Many bosses are hesitant to take the first step because they are often stuck by three misunderstandings:

  • “Is AI Agent expensive?” In fact, it is not the case. The entry-level versions of most AI tools now are quite affordable.
  • “Do you need to be able to write programs?” No. Even liberal arts students and people with humanities and social backgrounds can get started, because you use natural language to tell it. As long as you can type Word and use Excel, you will definitely use Agent.
  • “Is importing a big project?” It doesn’t have to be complicated at the beginning. A better approach is for the boss himself or one or two supervisors to try it first, and then share the experience with colleagues before deciding how to promote it comprehensively.

Correct import sequence: define the process first, then buy tools

I go to many places to teach or serve as a consultant, and the most common question I get asked is “Which tool is better and which software should I buy?” But the focus is not on the tools. Please remember this order:

Correct import sequence: inventory process, define roles, select tools, test run for two weeks, write SOP

**Inventory process → Define roles → Select tools → Trial run for two weeks → Write SOP. **

Gradually move from “tool thinking” to “process thinking”. When you think about the process clearly and then use it with AI, you will be successful. There are only eight words in my heart: first complete, then perfect. **Don’t pursue one-step perfectionism, proceed step by step, revise as you go, and iterate at a fixed pace every month.

As for data security, don’t neglect it: personal information and business secrets must be well protected. Set up restricted list, anonymity processing, account stratification and audit records for Agents. If necessary, ask the company’s MIS to plan together.

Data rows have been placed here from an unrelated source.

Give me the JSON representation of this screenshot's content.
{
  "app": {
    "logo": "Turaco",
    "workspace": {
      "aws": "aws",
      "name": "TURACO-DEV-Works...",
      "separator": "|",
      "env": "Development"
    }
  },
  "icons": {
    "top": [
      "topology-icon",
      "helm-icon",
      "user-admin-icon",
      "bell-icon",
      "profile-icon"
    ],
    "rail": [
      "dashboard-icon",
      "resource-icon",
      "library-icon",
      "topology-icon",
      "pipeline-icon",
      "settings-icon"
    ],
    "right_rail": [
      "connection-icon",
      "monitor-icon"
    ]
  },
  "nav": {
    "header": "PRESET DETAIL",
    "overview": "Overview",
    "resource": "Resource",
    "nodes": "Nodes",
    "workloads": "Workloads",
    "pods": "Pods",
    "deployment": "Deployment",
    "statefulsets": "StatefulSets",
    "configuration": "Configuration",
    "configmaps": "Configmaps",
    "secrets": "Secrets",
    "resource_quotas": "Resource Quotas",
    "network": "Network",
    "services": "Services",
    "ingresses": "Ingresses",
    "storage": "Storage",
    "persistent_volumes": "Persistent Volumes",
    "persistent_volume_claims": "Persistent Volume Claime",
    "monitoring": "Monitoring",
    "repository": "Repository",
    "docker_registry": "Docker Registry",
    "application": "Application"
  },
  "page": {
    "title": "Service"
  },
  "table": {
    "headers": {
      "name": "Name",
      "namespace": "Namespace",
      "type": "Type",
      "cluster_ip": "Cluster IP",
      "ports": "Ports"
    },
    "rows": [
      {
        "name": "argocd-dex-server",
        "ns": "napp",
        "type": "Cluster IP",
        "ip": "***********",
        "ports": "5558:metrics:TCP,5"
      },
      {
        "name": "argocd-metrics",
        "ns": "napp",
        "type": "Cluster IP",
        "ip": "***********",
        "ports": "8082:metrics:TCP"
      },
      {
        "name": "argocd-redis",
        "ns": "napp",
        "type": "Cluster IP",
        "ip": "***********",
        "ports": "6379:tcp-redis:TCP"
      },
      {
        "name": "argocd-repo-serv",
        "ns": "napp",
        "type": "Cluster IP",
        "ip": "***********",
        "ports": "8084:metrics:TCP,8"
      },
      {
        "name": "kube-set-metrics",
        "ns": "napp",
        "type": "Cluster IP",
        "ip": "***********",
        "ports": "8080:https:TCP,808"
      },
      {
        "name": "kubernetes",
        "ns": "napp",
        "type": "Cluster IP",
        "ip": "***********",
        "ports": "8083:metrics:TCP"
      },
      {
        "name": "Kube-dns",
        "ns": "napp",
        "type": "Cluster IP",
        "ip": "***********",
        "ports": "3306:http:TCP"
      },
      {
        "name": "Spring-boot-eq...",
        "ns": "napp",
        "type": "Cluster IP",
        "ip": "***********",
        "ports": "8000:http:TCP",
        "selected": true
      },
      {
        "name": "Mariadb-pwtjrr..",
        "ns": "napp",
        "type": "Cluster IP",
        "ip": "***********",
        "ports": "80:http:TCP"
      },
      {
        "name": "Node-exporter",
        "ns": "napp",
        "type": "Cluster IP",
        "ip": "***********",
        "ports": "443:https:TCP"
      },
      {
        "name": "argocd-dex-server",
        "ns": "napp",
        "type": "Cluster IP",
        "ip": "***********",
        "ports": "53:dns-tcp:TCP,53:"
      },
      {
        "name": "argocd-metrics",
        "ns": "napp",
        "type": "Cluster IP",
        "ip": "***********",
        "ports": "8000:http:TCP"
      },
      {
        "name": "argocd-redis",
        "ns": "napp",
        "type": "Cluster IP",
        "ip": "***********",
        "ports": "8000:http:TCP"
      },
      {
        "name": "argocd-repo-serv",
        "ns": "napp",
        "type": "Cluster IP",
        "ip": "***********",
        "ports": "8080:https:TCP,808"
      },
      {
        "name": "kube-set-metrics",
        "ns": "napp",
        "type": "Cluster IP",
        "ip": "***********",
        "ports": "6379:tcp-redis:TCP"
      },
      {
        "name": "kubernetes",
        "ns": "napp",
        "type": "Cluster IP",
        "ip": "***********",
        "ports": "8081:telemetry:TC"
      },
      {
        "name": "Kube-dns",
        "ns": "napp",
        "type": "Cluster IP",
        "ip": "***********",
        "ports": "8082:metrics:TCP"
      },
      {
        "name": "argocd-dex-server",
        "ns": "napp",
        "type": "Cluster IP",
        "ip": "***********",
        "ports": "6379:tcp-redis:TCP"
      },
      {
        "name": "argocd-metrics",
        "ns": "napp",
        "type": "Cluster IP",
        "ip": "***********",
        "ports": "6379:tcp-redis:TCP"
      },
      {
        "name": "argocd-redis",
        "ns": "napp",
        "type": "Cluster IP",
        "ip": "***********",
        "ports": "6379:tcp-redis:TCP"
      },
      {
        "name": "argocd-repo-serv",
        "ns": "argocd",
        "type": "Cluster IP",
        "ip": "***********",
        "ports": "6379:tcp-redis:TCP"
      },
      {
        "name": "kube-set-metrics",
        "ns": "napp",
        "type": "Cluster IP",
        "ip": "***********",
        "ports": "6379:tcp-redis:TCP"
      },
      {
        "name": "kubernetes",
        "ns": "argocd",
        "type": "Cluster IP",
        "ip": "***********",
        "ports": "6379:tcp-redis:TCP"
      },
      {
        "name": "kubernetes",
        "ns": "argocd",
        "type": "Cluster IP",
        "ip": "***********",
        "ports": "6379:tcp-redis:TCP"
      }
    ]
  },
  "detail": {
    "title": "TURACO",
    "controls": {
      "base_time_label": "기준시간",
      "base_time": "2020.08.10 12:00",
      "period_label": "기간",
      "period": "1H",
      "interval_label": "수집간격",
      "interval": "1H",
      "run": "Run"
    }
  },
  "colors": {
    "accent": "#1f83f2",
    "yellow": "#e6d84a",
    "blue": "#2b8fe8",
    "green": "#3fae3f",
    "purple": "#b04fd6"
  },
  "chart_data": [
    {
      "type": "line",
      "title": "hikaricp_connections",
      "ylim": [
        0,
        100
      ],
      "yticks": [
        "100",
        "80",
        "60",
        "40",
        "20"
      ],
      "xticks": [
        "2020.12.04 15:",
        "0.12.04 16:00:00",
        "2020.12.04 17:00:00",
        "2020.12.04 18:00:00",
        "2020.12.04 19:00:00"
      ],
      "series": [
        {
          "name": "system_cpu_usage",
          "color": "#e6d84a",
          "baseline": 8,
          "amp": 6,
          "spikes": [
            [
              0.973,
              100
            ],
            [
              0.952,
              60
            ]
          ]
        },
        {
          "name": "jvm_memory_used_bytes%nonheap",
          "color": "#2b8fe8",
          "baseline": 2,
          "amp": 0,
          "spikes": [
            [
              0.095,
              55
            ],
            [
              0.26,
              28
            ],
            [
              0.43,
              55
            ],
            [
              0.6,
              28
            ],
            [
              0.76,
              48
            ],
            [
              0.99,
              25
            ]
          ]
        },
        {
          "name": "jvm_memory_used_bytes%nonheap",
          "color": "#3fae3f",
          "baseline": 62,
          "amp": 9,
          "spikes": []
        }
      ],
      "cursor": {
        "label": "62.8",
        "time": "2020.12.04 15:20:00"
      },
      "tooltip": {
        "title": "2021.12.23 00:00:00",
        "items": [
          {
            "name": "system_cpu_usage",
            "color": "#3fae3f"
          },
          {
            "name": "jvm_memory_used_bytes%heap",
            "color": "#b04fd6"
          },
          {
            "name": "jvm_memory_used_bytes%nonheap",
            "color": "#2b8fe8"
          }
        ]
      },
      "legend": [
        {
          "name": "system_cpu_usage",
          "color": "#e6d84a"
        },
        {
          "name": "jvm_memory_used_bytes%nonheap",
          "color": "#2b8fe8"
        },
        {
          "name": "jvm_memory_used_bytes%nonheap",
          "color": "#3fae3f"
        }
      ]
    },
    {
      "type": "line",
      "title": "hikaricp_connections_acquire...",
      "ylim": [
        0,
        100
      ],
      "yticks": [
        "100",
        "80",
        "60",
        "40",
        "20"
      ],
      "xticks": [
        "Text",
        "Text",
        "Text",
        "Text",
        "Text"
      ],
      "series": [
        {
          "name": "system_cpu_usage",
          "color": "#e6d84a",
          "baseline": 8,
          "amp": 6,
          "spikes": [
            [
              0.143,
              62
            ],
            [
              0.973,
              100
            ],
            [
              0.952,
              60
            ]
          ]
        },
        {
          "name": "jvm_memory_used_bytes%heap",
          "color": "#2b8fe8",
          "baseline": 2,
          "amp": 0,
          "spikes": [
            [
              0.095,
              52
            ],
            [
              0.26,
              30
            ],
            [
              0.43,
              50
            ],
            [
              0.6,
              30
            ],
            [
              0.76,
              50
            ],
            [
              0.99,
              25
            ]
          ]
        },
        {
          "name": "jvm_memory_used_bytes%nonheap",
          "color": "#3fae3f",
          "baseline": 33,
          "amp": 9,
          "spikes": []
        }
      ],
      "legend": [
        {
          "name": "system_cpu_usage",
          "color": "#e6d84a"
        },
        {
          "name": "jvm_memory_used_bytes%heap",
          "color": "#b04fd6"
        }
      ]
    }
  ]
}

Give you an immediate action

If today’s sharing makes you excited, don’t rush to buy tools yet. Let me give you a little exercise you can do today: **Make a list of the three things you spend most time on every day, pick the one you feel most passionate about, and try to hand it over to the AI ​​Agent first. ** Start here and slowly spread outward.

When you want to go one step further and turn AI Agent into the company’s combat power, I have planned two practical workshops at solo.tw, which just correspond to the two most common needs of everyone.

The value of AI Agent does not lie in how cool it is, but in that it can take over the “organizing work that no one else can do” for you, allowing you to return your time to strategy and leave your energy to judgment. I hope you can also find the most qualified digital colleague for yourself and the company.